How To Train Your Dragon 3
Directed by Dean DeBlois
Produced by Bonnie Arnold & Brad Lewis
Written by Dean DeBlois
Based on How to Train Your Dragon by Cressida Cowell
Starring Jay Baruchel, America Ferrera, Cate Blanchett, Craig Ferguson, F. Murray Abraham
How To Train Your Dragon has been a major franchise since the first (of twelve) books by Cressida Cowell came out in 2000. In addition to the three wide-release animated movies, there have been three graphic novels, four short films, and an eight-season television series of 118 episodes. While the popularity of the series showed no signs of waning, the level of saturation suggested that an end to the story was due.
HTTYD3 is that coda, the capstone film that brings a finality to the story. As such, it works wonderfully.
Toothless, Hiccup’s dragon, has always reminded me of cats, partially because I had a cat named Weasel who physically resembled the Night Fury. In this closer, Toothless meets a white dragon, clearly of the same species, who the humans dub a Light Fury. Hiccup nearly called the new dragon a White Fury, but luckily for the film, he was overridden by Astrid on that.

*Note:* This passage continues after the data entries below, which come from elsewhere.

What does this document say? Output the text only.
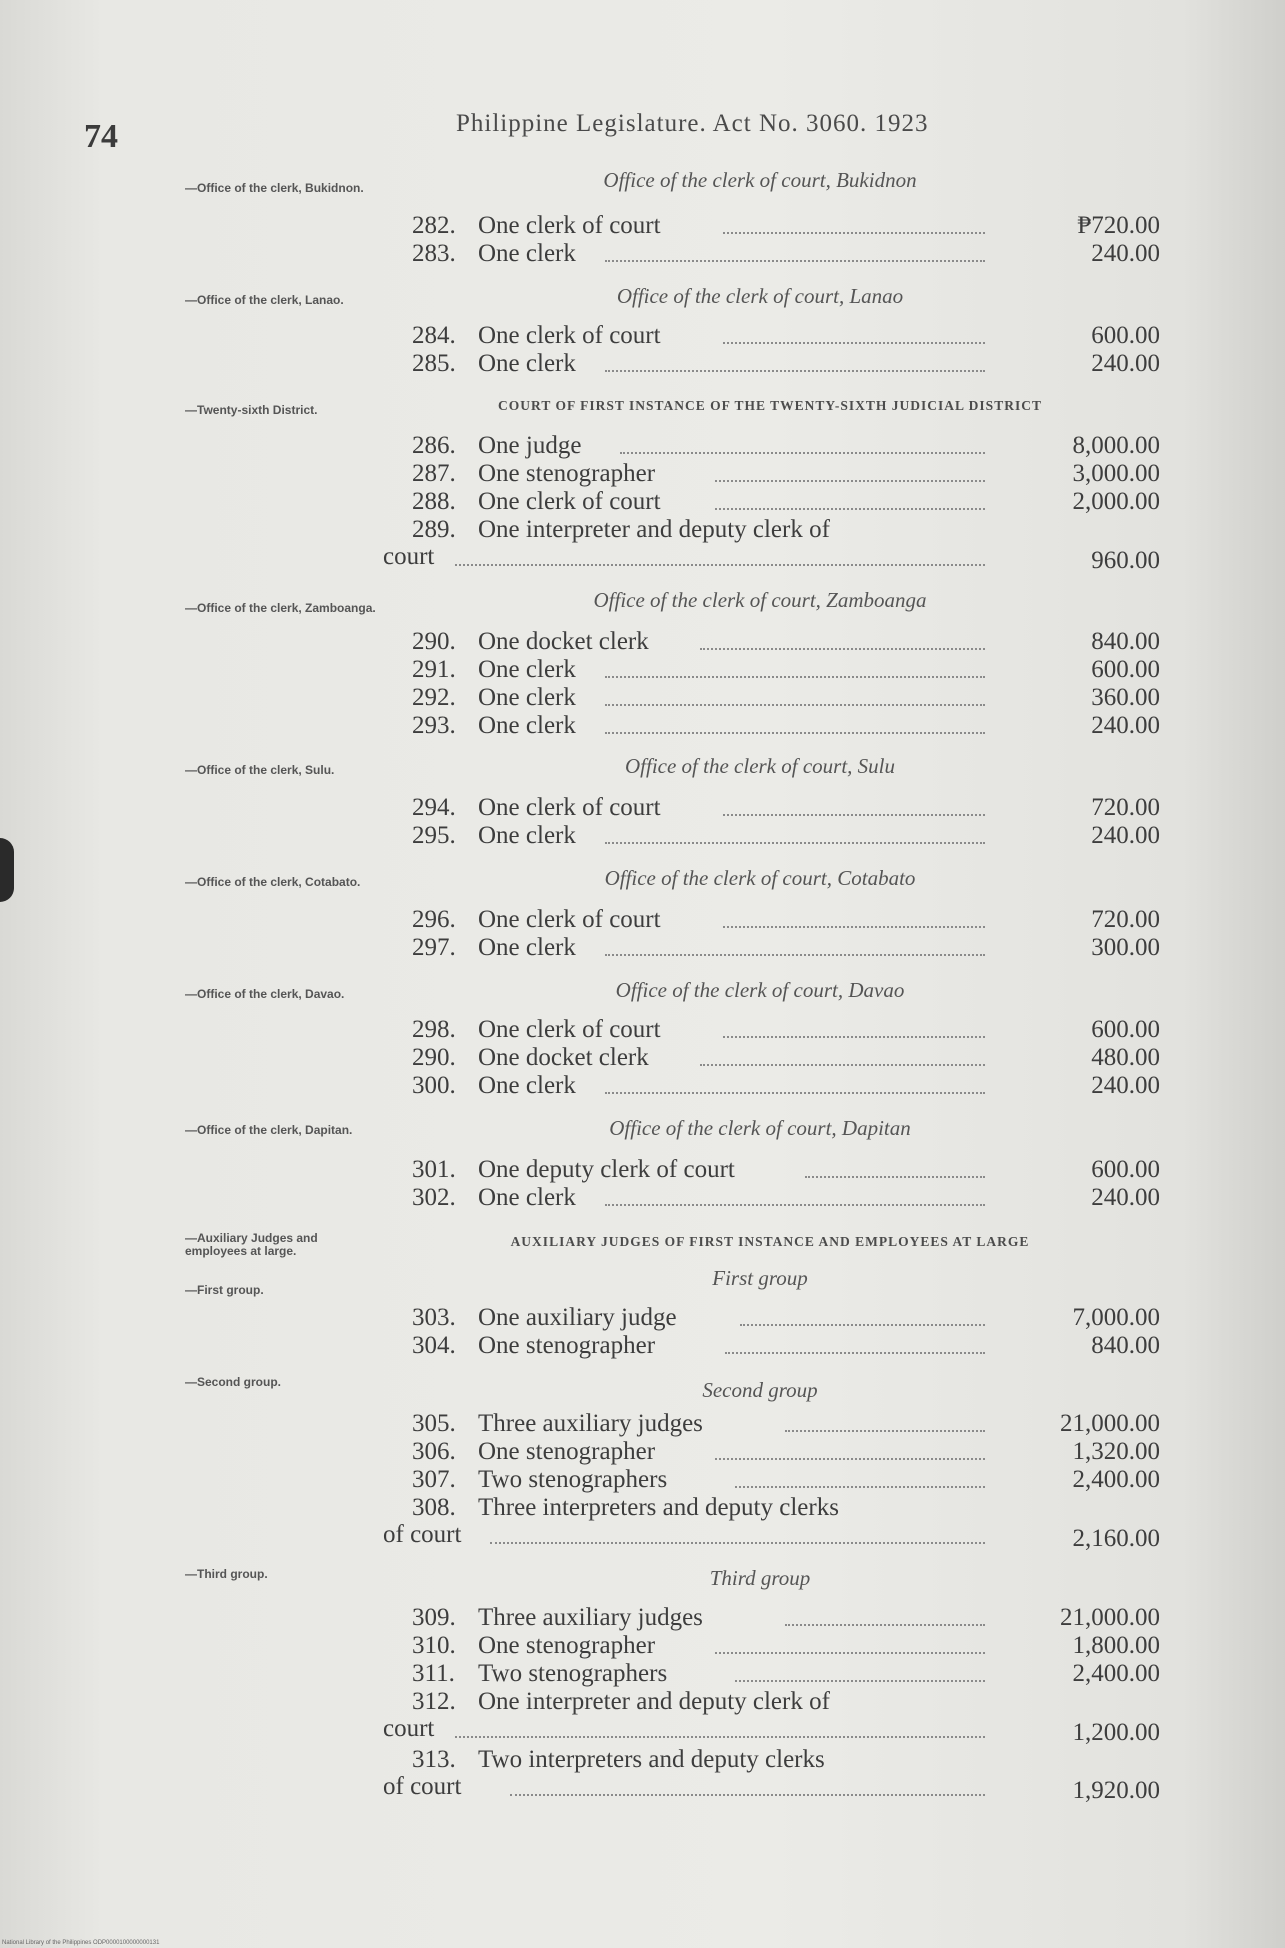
74	Philippine Legislature. Act No. 3060. 1923
—Office of the clerk, Bukidnon.	Office of the clerk of court, Bukidnon
282. One clerk of court	₱720.00
283. One clerk	240.00
—Office of the clerk, Lanao.	Office of the clerk of court, Lanao
284. One clerk of court	600.00
285. One clerk	240.00
—Twenty-sixth District.	COURT OF FIRST INSTANCE OF THE TWENTY-SIXTH JUDICIAL DISTRICT
286. One judge	8,000.00
287. One stenographer	3,000.00
288. One clerk of court	2,000.00
289. One interpreter and deputy clerk of
court	960.00
—Office of the clerk, Zamboanga.	Office of the clerk of court, Zamboanga
290. One docket clerk	840.00
291. One clerk	600.00
292. One clerk	360.00
293. One clerk	240.00
—Office of the clerk, Sulu.	Office of the clerk of court, Sulu
294. One clerk of court	720.00
295. One clerk	240.00
—Office of the clerk, Cotabato.	Office of the clerk of court, Cotabato
296. One clerk of court	720.00
297. One clerk	300.00
—Office of the clerk, Davao.	Office of the clerk of court, Davao
298. One clerk of court	600.00
290. One docket clerk	480.00
300. One clerk	240.00
—Office of the clerk, Dapitan.	Office of the clerk of court, Dapitan
301. One deputy clerk of court	600.00
302. One clerk	240.00
—Auxiliary Judges and employees at large.
—First group.
AUXILIARY JUDGES OF FIRST INSTANCE AND EMPLOYEES AT LARGE
First group
303. One auxiliary judge	7,000.00
304. One stenographer	840.00
—Second group.	Second group
305. Three auxiliary judges	21,000.00
306. One stenographer	1,320.00
307. Two stenographers	2,400.00
308. Three interpreters and deputy clerks
of court	2,160.00
—Third group.	Third group
309. Three auxiliary judges	21,000.00
310. One stenographer	1,800.00
311. Two stenographers	2,400.00
312. One interpreter and deputy clerk of
court	1,200.00
313. Two interpreters and deputy clerks
of court	1,920.00
National Library of the Philippines ODP0000100000000131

While Toothless never acted particularly feline, his new friend is very distinctly cat-like, affecting many of the same mannerisms and making some of the same noises as a receptive molly might make.
One of the highlights of the film is the mating dance the two engage in; both comic and a marvel of animation.
The focus of the story is on the dragons, which is good, since on the human side, the story is an overfamiliar one: a baddie (Abraham) shows up who wants to capture and/or kill all the dragons. After all the similarly themed stories in the series, this doesn’t engender any deep sense of suspense.
However, we get a look at the hidden world of dragons, and it is a visual marvel, luxurious and lucent, it is a luciform world, not unlike Pandora. Dragons have their own society, and even a regal form of government.
If the portrayal of the dragons has matured, so have the humans. Hiccup’s group are all visibly older, past their teens. DeBlois has managed to translate their quirks into these more adult versions seamlessly, the way Rowling did with her Harry Potter series.
The medium itself has matured significantly over the past 16 years. The art has always been quite good, and the animation is superb. Fire, water, hair; all are portrayed realistically. The alterations in the humans are subtle, but significant. At one point, late in the movie, there is a brief scene of Hiccup and Toothless from the first movie, and it’s startling how cartoonish they appear, even though nobody saw it that way at the time.
It’s been an engaging and entertaining series, with original characters and a neatly-devised plotline that subverts all the other dragon stories. In How To Train Your Dragon 3, it comes to a well-deserved and satisfying end.